María Ester quedó inmóvil, mirando sin ver al techo adornado por un abanico que circundaba en sombras casi invisibles en la plenitud de una oscura habitación sin cortinas y luna media. De pronto un beso le cubrió la mejilla y sonaron unos pasos masculinos que se escondieron en las penumbras de la habitación, lejos de la cama. Como magia el corazón volvió a latir y ella respiró un suspiro profundo más allá del amor, el de revivir cuando no se deseaba, el de resignación; agradeció el calor de su mejilla pero al mismo tiempo lo odió.
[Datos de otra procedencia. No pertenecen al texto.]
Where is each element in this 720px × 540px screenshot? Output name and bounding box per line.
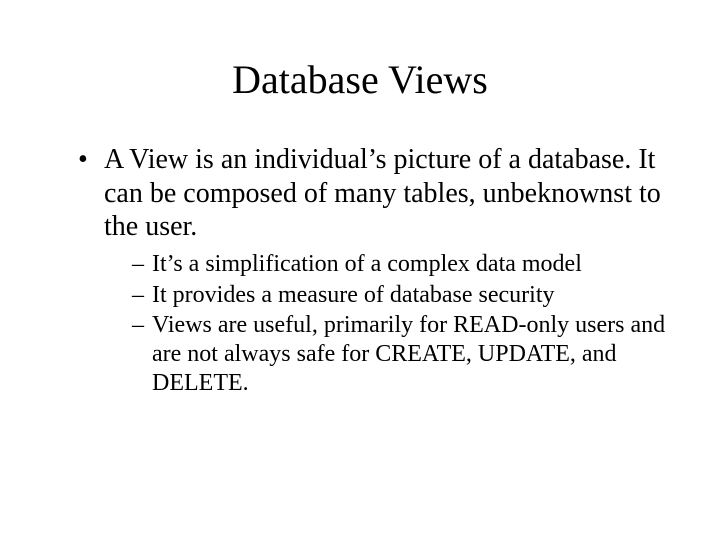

Suspiró otravez y volvió en sí, sintió los latidos quietos, apacibles, casi imperceptibles de una semi-viva y compartió ese dolor con su compañero para comprobar que no estaba muerta, que era sólo su imaginación; aquel sujeto atrevió decir que latían igual los de él, pero Ester sabía que no era cierto, que a partir de ese momento su corazón no volvería a latir igual y quedó sintiendo la arena que aún se sacudía en su corazón.
-Cuando me hagan una autopsia llenarás una de tus peceras Le dijo entre cariño y rencor, porque no sabía lo que sentía, no entendía si estaba viva y por eso lo dijo. De pronto un cubito de hielo rodó de su rostro hasta la sabana y ella sonrió, de a mentiras. De a mentiras la inmensidad se le fue olvidando, pero lo que siempre supo es que nunca se le fue, porque nunca pudo encausar el agua congelada. El sentimiento se le quedó siempre adentro, aguardando en esos ojos que aunque reían tenían ganas de llorar a cántaros, pero se tuvieron que conformar con esporádicos vientos sureños para escapar. A Ester nunca se le fue la inmensidad, tal vez por eso nunca se le vio humana o normal, porque su cuerpo finito resplandecía en lo divino de la soledad.
-¿Alguna vez has sentido eso? Ojalá no.Dijo el día que la entrevisté, porque me mandaron a que hablara sobre la Maddonna del amor y le tomara una foto. Y después de tantos años con las alas congeladas, cuando un último cristal se le escapó al ver la imagen, que con tanto amor acarició al no reconocer su propio rostro, soltó el último hielito de su inmensidad guardada. Me sonrío y se fue volando.